Today, as a children’s writer, I visit schools regularly to talk to the kids about books and writing. Invariably the kids ask, “What made you decide to be a writer?” I like to them that I decided I wanted to be a writer way back when I was in second grade.

I had a very strict teacher that year. Her name was Mrs. Gray, and she had gray hair, wore a lot of gray clothing, and was sort of gray all over, at least as I remember her. She put a lot of stock into perfect handwriting and perfect spelling, and since I had then, and still have, in spite of Mrs. Gray’s best efforts, horrendous handwriting and terrible spelling skills, second grade was not a good year for me. I can still remember the way her smile would turn into a grim frown when she corrected my papers, and the shivery twinge of fear I felt when she looked down at me. I much preferred my Buckeye tree to the classroom, but there was one thing that strict teacher did that helped. At the end of the day she would tell up to put everything away, to fold our hands, and to listen. And then she would read to us.

As I listened to the stories she read, I was transported out of the class room, on to the farm with Fern and Wilbur in Charlotte’s Web, or into C. S. Lewis’s Narnia.

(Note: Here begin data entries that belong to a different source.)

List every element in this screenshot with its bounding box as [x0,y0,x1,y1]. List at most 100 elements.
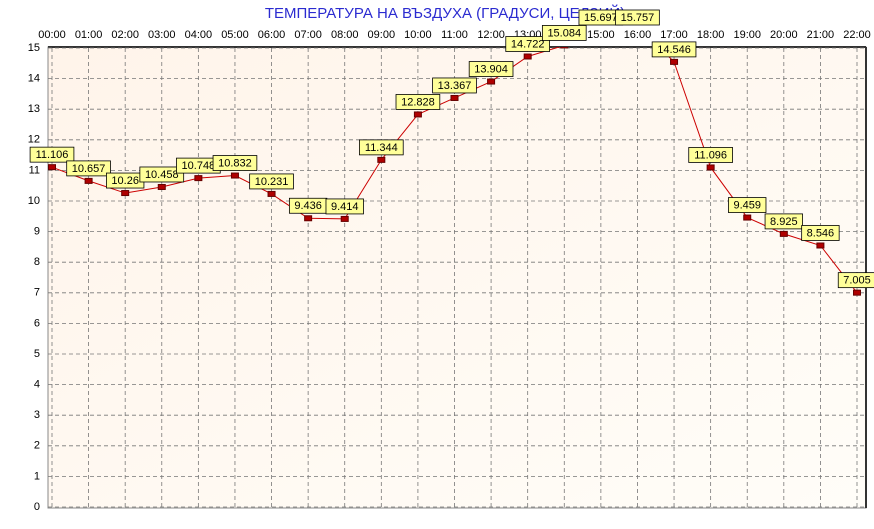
data-label-box [325,198,364,215]
chart-title: ТЕМПЕРАТУРА НА ВЪЗДУХА (ГРАДУСИ, ЦЕЛЗИЙ) [265,4,625,22]
data-label-box [212,155,258,171]
x-tick-label: 18:00 [697,29,725,41]
point-marker [121,190,130,197]
data-label-box [468,61,514,77]
y-tick-label: 6 [34,317,40,329]
data-label-text: 7.005 [843,275,871,287]
point-marker [523,53,532,60]
data-label: 9.414 [325,198,364,215]
point-marker [853,289,861,296]
data-label: 10.458 [139,166,185,183]
data-label-text: 15.697 [584,12,618,24]
data-label: 10.832 [212,155,258,171]
x-tick-label: 01:00 [75,29,103,41]
y-tick-label: 2 [34,440,40,452]
data-label-text: 10.458 [145,169,179,181]
data-label-text: 11.106 [36,149,69,161]
point-marker [304,215,313,222]
x-tick-label: 08:00 [331,29,359,41]
x-tick-label: 12:00 [477,29,505,41]
data-label-box [432,77,477,94]
point-marker [487,78,496,85]
data-label-text: 13.904 [474,63,508,75]
y-tick-label: 1 [34,470,40,482]
data-label-box [541,25,587,41]
data-label: 11.106 [29,146,75,163]
data-label: 9.436 [288,197,328,214]
data-label: 14.722 [505,36,550,52]
x-tick-label: 05:00 [221,29,249,41]
point-marker [743,214,752,221]
data-label-text: 15.757 [621,12,655,24]
data-label-text: 11.096 [694,149,727,161]
data-label-text: 14.546 [657,44,691,56]
y-tick-label: 12 [28,134,40,146]
data-label-text: 10.26 [111,175,139,187]
x-tick-label: 00:00 [38,29,66,41]
point-marker [157,183,166,190]
data-label-text: 11.344 [365,142,398,154]
point-marker [413,111,422,118]
data-label-box [66,160,111,177]
y-tick-label: 15 [28,42,40,54]
x-tick-label: 21:00 [807,29,835,41]
data-label-text: 10.748 [182,160,216,172]
data-label: 14.546 [651,41,697,58]
x-tick-label: 15:00 [587,29,615,41]
data-label-text: 8.546 [807,227,835,239]
data-label-text: 8.925 [770,216,798,228]
data-label-text: 10.657 [72,163,106,175]
x-tick-label: 22:00 [843,29,871,41]
data-label: 10.657 [66,160,111,177]
data-label-box [359,139,404,156]
data-label-box [688,147,733,163]
data-label: 15.757 [615,9,660,26]
plot-area [47,46,867,509]
data-label: 8.925 [764,213,803,230]
data-label-text: 9.459 [733,199,761,211]
point-marker [779,230,788,237]
point-marker [48,164,56,171]
data-label: 12.828 [395,94,441,110]
data-label-box [651,41,697,58]
data-label-box [505,36,550,52]
y-tick-label: 0 [34,501,40,513]
point-marker [706,164,715,171]
x-tick-label: 02:00 [111,29,139,41]
data-label: 10.231 [249,173,294,190]
data-label-text: 12.828 [401,96,435,108]
x-tick-label: 06:00 [258,29,286,41]
point-marker [267,190,276,197]
data-label-box [249,173,294,190]
point-marker [194,175,203,182]
y-tick-label: 13 [28,103,40,115]
data-label-box [395,94,441,110]
data-label: 10.748 [176,157,221,174]
x-tick-label: 09:00 [368,29,396,41]
point-marker [450,94,459,101]
y-tick-label: 3 [34,409,40,421]
data-label: 11.344 [359,139,404,156]
point-marker [816,242,825,249]
point-marker [670,58,679,65]
x-tick-label: 16:00 [624,29,652,41]
data-label: 15.084 [541,25,587,41]
data-label-box [139,166,185,183]
x-tick-label: 20:00 [770,29,798,41]
y-tick-label: 10 [28,195,40,207]
data-label-text: 9.436 [294,200,322,212]
data-label-box [801,225,840,241]
y-tick-label: 8 [34,256,40,268]
data-label-text: 13.367 [438,80,472,92]
x-tick-label: 10:00 [404,29,432,41]
series-layer [48,47,861,296]
data-label-text: 10.832 [218,157,252,169]
data-label: 9.459 [728,197,767,213]
data-label-box [764,213,803,230]
x-tick-label: 19:00 [733,29,761,41]
point-marker [377,156,386,163]
data-label-text: 15.084 [547,27,581,39]
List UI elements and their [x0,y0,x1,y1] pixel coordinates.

I thought then how wonderful it would be to be able to create characters who seemed as real to me as the kids sitting right next to me, and what a miracle it was that these authors could create whole worlds with nothing more than little black marks on a piece of white paper.

It seemed like a miracle to me then, and today, after more than two decades of writing, it still does.

I live now in Brooklandville, Maryland, a small town just north of Baltimore, with my husband, John, a good- natured man who doesn’t seem to mind my piles of books and papers, or the vacant stare I sometimes give him when I’m lost in a story. We have three children, Pete, 26, Jen, 23, and Katy, 19, all of whom have brought us unimaginable joy as well as large helpings of anxiety, pride, worry, hope, fear, and of course, countless ideas for stories. We have two dogs, a Border Collie named Panda, and an Australian Shepard named Sachem. Panda often keeps me company in my office, but Sachem has doggie ADHD, and so is banished. We also have an ancient cat named Charlie who looks everyday of his 21 years.

I still live on a hill, but instead of doing my dreaming and imaging in a Buckeye tree, nowadays I do in my office in front of my computer, and when I’m lucky, my imaginings turn into stories, which I hope will help another child somewhere to survive second grade.